Saturday, April 11, 2009

THE JOURNAL CLUB

At the dinner table, the night before our exam, this was how my conversation with Rockstar went…



K: O, ano yung pinakamagandang article para sa iyo?

R: Ha? (Isip…)

K: Ako, favorite ko yung kay XX at kay YY. Astig kaya yung ginawa nila!

R: Sus, hindi kaya. Simple lang naman yung kanila e. Mas okay yung kanila ZZ at AA.

K&R: Blah, blah, blah…



Ending: Humahalakhak kami. Because we never thought that reading so many journal articles would lead us to the kind of conversation that we had. As if we were talking about our favorite scenes in a movie or the most cherished places we had been too. No worries though, for it was just the first time we had that talk- just to laugh the jitters off before the exam day. Our daily conversations are still perfectly normal and sane, if you will.

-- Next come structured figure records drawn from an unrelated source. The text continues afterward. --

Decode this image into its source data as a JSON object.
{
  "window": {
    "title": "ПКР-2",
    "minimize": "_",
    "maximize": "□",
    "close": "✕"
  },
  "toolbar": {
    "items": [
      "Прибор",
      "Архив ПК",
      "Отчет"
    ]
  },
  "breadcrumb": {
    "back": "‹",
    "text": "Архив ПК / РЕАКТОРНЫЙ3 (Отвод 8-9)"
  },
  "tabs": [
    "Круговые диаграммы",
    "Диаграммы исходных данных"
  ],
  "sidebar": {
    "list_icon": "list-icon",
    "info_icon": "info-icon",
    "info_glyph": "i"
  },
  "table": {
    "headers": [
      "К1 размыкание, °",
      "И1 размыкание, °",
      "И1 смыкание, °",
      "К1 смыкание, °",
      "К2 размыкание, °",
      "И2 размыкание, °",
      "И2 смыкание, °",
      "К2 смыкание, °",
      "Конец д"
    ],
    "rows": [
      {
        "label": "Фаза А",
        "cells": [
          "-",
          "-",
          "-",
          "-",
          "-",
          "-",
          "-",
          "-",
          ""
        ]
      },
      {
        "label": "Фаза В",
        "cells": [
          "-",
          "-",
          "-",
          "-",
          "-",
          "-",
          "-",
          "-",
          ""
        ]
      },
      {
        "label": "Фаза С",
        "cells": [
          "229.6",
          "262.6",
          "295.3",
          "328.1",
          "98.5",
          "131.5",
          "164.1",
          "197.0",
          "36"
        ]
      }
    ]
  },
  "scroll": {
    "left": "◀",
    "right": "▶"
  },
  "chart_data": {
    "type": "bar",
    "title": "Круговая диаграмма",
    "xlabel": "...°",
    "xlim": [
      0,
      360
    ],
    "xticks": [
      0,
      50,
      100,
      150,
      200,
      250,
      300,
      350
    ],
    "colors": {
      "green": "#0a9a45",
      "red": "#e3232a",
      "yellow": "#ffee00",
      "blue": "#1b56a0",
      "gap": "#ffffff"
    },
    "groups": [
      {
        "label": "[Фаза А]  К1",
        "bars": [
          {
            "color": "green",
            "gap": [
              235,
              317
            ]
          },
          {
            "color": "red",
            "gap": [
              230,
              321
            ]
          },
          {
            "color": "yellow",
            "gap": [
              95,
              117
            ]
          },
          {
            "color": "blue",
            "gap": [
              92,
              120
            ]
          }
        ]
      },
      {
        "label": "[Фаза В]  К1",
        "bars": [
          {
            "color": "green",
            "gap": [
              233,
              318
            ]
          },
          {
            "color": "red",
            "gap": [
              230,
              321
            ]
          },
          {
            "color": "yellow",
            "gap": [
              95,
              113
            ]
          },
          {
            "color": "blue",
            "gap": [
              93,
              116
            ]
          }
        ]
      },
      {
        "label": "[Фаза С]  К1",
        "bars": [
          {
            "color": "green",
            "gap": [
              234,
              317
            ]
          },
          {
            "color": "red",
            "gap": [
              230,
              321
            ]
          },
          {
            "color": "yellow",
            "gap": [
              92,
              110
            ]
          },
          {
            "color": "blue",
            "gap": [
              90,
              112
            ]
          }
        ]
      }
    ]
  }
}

I ranted in Facebook some months ago, “Why can’t journal articles be like novels? So that you can say- “Damn, this journal article is so hard to put down?” I didn’t really hate reading them- otherwise I should not be in this academic program I am in right now. The terrible part is when you get swamped by those articles (every lecture meeting that we have requires 2-4 papers for background reading and we have two meetings a week) and you haven’t even finished reading the first paper (because of the technicalities of the author’s experiments; and so you needed to read other reference papers or books to backup your knowledge on the techniques they used). In addition, attention span in reading scientific articles seemed so short. That was why I was looking for some elements of novels or short stories in those papers. But as Piolo said, “By then Ph.D. would just be another book club.” Oh well. It’s a matter of getting used to them. Eventually, it would be easier to see the big picture coming out of the abstract, introduction, methodology, discussion and conclusion.